On June 14, 2016, the Senate passed the National Defense Authorization Act (NDAA) for fiscal year 2017 by a vote of 85-13, which included Pilot’s Bill of Rights 2. This was the third time the Senate passed Senator Inhofe’s legislation.

On April 19, 2016, the Pilot’s Bill of Rights 2 passed the Senate a second time, this time included in the FAA Reauthorization Act of 2016, which passed the Senate by a vote of 95 to 3.

On Dec. 15, 2015, the Pilot’s Bill of Rights 2 passed the Senate by unanimous consent.
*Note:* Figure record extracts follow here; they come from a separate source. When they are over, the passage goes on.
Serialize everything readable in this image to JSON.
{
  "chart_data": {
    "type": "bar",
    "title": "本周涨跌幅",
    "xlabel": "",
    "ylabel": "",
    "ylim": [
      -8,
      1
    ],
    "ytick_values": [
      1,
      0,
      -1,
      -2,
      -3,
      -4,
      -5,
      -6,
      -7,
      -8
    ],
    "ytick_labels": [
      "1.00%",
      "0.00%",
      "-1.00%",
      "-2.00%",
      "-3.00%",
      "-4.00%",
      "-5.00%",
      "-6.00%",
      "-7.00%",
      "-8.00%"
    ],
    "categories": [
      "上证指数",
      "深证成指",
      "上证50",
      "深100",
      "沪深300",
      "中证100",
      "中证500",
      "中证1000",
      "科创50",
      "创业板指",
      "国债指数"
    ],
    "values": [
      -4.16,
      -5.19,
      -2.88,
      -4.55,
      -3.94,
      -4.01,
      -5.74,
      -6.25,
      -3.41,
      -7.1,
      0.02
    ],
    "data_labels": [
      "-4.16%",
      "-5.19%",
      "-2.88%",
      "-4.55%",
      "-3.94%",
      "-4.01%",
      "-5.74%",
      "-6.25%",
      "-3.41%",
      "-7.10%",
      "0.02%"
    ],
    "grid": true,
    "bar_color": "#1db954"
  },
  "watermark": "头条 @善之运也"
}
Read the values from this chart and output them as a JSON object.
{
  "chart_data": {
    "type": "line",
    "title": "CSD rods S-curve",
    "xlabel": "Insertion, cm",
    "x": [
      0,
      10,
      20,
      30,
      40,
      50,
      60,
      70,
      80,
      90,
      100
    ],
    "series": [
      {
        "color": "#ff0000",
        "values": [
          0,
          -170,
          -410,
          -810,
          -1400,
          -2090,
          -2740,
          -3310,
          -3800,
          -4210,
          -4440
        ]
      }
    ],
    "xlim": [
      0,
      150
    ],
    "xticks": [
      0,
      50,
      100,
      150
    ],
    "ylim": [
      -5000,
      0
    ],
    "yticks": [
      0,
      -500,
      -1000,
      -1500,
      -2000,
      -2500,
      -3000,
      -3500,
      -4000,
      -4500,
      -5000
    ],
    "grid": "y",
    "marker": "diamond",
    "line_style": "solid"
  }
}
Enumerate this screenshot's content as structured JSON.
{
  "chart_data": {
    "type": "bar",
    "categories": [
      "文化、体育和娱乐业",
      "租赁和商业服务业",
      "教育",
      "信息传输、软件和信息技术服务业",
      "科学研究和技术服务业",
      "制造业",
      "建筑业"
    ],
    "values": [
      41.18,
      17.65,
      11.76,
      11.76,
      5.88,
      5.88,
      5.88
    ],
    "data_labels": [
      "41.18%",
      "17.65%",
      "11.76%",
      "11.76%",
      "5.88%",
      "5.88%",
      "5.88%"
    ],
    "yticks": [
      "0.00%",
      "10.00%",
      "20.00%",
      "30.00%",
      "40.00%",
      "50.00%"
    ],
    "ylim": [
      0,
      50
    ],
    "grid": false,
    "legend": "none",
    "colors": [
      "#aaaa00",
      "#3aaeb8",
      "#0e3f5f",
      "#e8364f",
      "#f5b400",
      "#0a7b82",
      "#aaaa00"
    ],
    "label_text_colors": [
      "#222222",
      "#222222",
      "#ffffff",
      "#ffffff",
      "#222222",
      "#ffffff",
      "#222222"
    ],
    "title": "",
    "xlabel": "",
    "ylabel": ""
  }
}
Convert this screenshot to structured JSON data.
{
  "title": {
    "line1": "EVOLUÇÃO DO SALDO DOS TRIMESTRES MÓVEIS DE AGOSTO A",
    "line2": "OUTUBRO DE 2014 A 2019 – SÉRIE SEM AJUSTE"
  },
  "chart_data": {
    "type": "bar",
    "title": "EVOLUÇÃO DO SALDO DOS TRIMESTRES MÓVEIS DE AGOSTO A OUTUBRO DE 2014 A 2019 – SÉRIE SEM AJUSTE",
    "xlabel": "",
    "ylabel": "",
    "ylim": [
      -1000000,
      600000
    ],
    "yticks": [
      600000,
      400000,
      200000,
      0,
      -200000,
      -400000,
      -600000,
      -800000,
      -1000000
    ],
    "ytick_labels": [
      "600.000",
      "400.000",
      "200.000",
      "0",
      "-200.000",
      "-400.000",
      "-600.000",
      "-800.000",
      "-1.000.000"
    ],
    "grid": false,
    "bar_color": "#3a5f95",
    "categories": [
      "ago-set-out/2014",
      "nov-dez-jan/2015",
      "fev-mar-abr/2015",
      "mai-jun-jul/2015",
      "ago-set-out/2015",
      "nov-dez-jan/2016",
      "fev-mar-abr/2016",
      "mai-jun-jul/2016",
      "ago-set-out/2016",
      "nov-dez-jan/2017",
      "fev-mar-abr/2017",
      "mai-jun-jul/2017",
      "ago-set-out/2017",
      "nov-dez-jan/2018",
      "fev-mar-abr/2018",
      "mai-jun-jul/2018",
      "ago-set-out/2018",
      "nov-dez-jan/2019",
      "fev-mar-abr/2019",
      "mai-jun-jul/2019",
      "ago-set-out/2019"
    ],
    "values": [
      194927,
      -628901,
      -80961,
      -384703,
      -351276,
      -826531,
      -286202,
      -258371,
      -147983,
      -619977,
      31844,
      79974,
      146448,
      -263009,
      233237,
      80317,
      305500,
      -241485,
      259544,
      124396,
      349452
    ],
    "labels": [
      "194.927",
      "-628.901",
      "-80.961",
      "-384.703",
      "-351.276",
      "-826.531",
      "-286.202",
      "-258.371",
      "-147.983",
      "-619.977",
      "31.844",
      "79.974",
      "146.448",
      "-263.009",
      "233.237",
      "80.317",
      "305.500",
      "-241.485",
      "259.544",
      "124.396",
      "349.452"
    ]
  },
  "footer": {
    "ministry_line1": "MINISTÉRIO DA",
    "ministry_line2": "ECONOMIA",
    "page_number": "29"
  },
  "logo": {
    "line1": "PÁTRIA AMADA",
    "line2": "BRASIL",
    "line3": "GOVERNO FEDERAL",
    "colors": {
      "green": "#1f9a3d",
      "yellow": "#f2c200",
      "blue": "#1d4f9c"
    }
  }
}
On Feb. 26 2015, Inhofe introduced the Pilot’s Bill of Rights 2, legislation that would reform the third class medical certification for recreational pilots and broaden the protections provided in the original Pilot’s Bill of Rights authored by Inhofe and signed into law in 2012. The Senate Commerce Committee reported S. 571 as amended to the Senate by a voice vote on Dec. 9, 2015.

In June 2014, Inhofe released a draft of the Pilot’s Bill of Rights 2 legislation to the public and requested feedback from across the general aviation community. the EAA AirVenture Oshkosh fly-in convention that July, Inhofe also hosted a public forum to discuss and solicit input for the legislation. He received over 400 comments through his website from the general aviation community, which were read and considered in crafting the final Pilot’s Bill of Rights 2. 

On Aug. 3, 2012, Inhofe’s Pilot’s Bill of Rights (S.1335) was signed into law, which made FAA enforcement proceedings and NTSB review fair for pilots; streamlined the NOTAM Improvement Program; and required a GAO review of the FAA’s medical certification process and forms in order to help bring clarity and reduce instances of misinterpretation with medical forms for pilots.